Five adult, healthy horses aged 10-16 years and weighing (mean ± SD) 400 ± 98 kg were included.

The horses were sedated with 1.0 mg kg1 intravenous (IV) xylazine, and an epidural catheter was placed into the first intercoccygeal intervertebral space.
After a 48-hour resting period, epidural tiletamine/zolazepam, 0.5 mg kg1 (treatment I) or 1.0 mg kg1 (treatment II), diluted up to 5 mL in sterile water, was administered with a 1-week interval between the treatments.
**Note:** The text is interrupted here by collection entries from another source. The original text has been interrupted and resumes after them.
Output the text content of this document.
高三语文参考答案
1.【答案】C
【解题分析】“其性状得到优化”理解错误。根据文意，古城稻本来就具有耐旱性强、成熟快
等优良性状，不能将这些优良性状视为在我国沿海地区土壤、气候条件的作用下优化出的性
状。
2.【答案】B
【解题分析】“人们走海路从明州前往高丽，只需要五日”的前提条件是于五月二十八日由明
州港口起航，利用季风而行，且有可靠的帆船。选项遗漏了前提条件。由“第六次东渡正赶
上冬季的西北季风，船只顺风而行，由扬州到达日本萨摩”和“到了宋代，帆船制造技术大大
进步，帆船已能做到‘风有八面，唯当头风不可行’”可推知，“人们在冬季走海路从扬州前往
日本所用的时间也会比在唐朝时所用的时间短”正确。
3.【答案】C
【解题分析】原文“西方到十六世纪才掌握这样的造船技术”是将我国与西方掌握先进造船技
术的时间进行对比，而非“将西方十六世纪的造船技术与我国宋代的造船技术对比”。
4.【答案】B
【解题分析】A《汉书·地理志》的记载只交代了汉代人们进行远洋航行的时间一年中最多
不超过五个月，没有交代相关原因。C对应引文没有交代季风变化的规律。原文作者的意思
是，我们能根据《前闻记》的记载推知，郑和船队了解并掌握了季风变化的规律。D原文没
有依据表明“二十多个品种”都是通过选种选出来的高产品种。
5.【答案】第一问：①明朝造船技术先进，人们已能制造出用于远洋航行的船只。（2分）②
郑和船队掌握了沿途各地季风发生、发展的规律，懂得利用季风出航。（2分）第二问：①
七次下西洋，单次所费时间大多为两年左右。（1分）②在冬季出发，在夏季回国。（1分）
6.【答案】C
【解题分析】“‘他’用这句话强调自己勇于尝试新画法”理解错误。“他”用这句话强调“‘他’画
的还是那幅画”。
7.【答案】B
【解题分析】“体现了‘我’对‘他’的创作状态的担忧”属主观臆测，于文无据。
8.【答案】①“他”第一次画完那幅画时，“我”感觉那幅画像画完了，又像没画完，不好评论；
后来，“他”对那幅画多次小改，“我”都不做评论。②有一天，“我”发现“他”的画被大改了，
Heart rate, respiratory rate, arterial blood pressure, and sedation were evaluated. In order to evaluate the respiratory effects, blood from the carotid artery was withdrawn at time 0 (baseline), and then after 60 and 240 minutes. Analgesia was evaluated by applying a noxious stimulus with blunt-tipped forceps on the perineal region, and graded as complete, moderate, or absent.
Data were collected before tiletamine/zolazepam administration and at 15-minute intervals for 120 minutes, and 4 hours after tiletamine/zolazepam administration. Data were analyzed with anova and Bonferroni`s test with p < 0.05.

The results showed no significant difference between treatments in cardiovascular and respiratory measurements. Sedation was observed with both doses, and it was significantly different from baseline at 60, 75, and 90 minutes in treatment II. Moderate analgesia and locomotor ataxia were observed with both the treatments.

These results suggest that caudal epidural 0.5 and 1.0 mg kg1 tiletamine/zolazepam increases the threshold to pressure stimulation in the perineal region in horses.

The use of epidural tiletamine/zolazepam could be indicated for short-term moderate epidural analgesia.

There are no studies examining spinal toxicity of Telazol, and further studies are necessary before recommending clinical use of this technique.

Source: Natalini, Claudio C, Alves, Simone DL, Guedes, Alonso GP, Polydoro, Alexandre S, Brondani, Juliana T & Bopp, Simone (2004): Epidural administration of tiletamine/zolazepam in horses. In: Veterinary Anaesthesia and Analgesia 31 (2), 79-85.